Another brand that caught our eye was Birdsong, which empowers elderly women to knit because it has been proven to be a preventative, meditative cure for arthritis and dementia. The women, who are either at the Age UK day centre in Kingston or Knit and Natter in Enfield, use the money generated by the sales to pay for refurbishment of their centres and improve living conditions.
As Carmen’s mother suffers from Alzheimer’s, which falls under dementia, this often overlooked cause is close to her heart. She says: “I have seen firsthand the things that make people suffering from Alzheimer’s happy and serene - creativity and the chance to contribute something. My mother is now happiest when making beaded necklaces. I applaud this amazing brand.”
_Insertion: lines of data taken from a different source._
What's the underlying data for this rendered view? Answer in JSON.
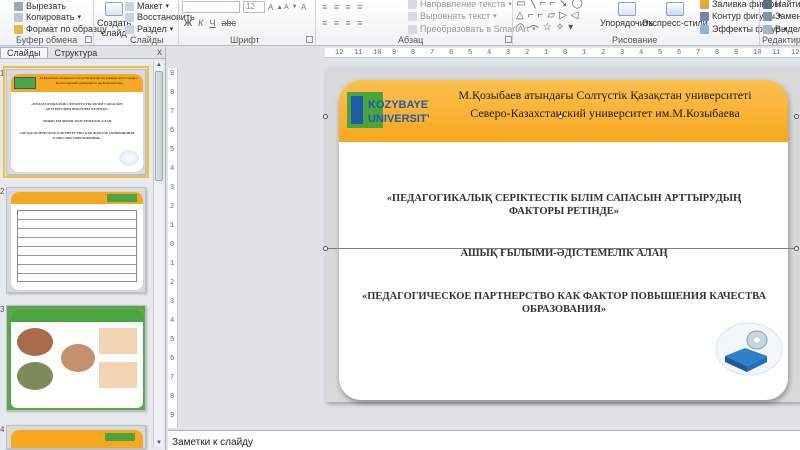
{
  "ribbon": {
    "clipboard": {
      "cut": "Вырезать",
      "copy": "Копировать",
      "format_painter": "Формат по образцу",
      "group_label": "Буфер обмена"
    },
    "slides": {
      "create_slide": "Создать",
      "create_slide_line2": "слайд",
      "layout": "Макет",
      "reset": "Восстановить",
      "section": "Раздел",
      "group_label": "Слайды"
    },
    "font": {
      "size_value": "12",
      "group_label": "Шрифт"
    },
    "paragraph": {
      "text_direction": "Направление текста",
      "align_text": "Выровнять текст",
      "convert_smartart": "Преобразовать в SmartArt",
      "group_label": "Абзац"
    },
    "drawing": {
      "arrange": "Упорядочить",
      "quick_styles": "Экспресс-стили",
      "shape_fill": "Заливка фигуры",
      "shape_outline": "Контур фигуры",
      "shape_effects": "Эффекты фигур",
      "group_label": "Рисование"
    },
    "editing": {
      "find": "Найти",
      "replace": "Заменит",
      "select": "Выделить",
      "group_label": "Редактирование"
    }
  },
  "left_pane": {
    "tabs": [
      "Слайды",
      "Структура"
    ],
    "close": "x",
    "slide_numbers": [
      "1",
      "2",
      "3",
      "4"
    ],
    "thumb1": {
      "header": "М.Қозыбаев атындағы Солтүстік Қазақстан университеті Северо-Казахстанский университет им.М.Козыбаева",
      "title1": "«ПЕДАГОГИКАЛЫҚ СЕРІКТЕСТІК БІЛІМ САПАСЫН АРТТЫРУДЫҢ ФАКТОРЫ РЕТІНДЕ»",
      "title2": "АШЫҚ ҒЫЛЫМИ-ӘДІСТЕМЕЛІК АЛАҢ",
      "title3": "«ПЕДАГОГИЧЕСКОЕ ПАРТНЕРСТВО КАК ФАКТОР ПОВЫШЕНИЯ КАЧЕСТВА ОБРАЗОВАНИЯ»"
    }
  },
  "ruler": {
    "h_ticks": [
      "12",
      "11",
      "10",
      "9",
      "8",
      "7",
      "6",
      "5",
      "4",
      "3",
      "2",
      "1",
      "0",
      "1",
      "2",
      "3",
      "4",
      "5",
      "6",
      "7",
      "8",
      "9",
      "10",
      "11",
      "12"
    ],
    "v_ticks": [
      "9",
      "8",
      "7",
      "6",
      "5",
      "4",
      "3",
      "2",
      "1",
      "0",
      "1",
      "2",
      "3",
      "4",
      "5",
      "6",
      "7",
      "8",
      "9"
    ]
  },
  "slide": {
    "logo_line1": "KOZYBAYEV",
    "logo_line2": "UNIVERSITY",
    "university_kz": "М.Қозыбаев атындағы Солтүстік Қазақстан университеті",
    "university_ru": "Северо-Казахстанский университет им.М.Козыбаева",
    "title_kz": "«ПЕДАГОГИКАЛЫҚ СЕРІКТЕСТІК БІЛІМ САПАСЫН АРТТЫРУДЫҢ ФАКТОРЫ РЕТІНДЕ»",
    "subtitle_kz": "АШЫҚ ҒЫЛЫМИ-ӘДІСТЕМЕЛІК АЛАҢ",
    "title_ru": "«ПЕДАГОГИЧЕСКОЕ ПАРТНЕРСТВО КАК ФАКТОР ПОВЫШЕНИЯ КАЧЕСТВА ОБРАЗОВАНИЯ»"
  },
  "notes": {
    "placeholder": "Заметки к слайду"
  },
  "colors": {
    "accent_orange": "#f7a821",
    "logo_green": "#4aa541",
    "logo_blue": "#1f5aa6",
    "selection": "#f3c03c"
  }
}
Another brand on our radar was ELEVEN SIX, which has contemporary tunics and dresses inspired by the traditional Andean knitting techniques of Peru. Every piece is handcrafted in limited quantities. Catherine and Nick, the British couple behind the label, chose to follow their hearts in pursuit of their true passions after a trip they took to the Sacred Valley of the Incas in Peru. Catherine then made the decision to leave her career in corporate fashion.
Championing the customization route, and demonstrating that there are many ways to be ethically minded, Paris-based Côme Éditions allows customers to create a jacket with personalized designs and slogans. Each uniquely customized piece is made in Paris and embroidered by a collective of women facing difficult situations at Senegal’s La Maison Rose charity.
We look forward to discovering more sustainable brands at The Conduit. Maiyet co-founder Paul Van Zyl, who works at the crossroad of design, luxury and ethics, told Wallpaper: “The fashion industry is the almost perfect fusion between complexity and creativity. It has the ability to uplift and inspire, yet it’s the world’s second most polluting industry, therefore it has a remarkable opportunity to move from a bad actor to something that has a positive impact on both people and the planet.” Hear, hear.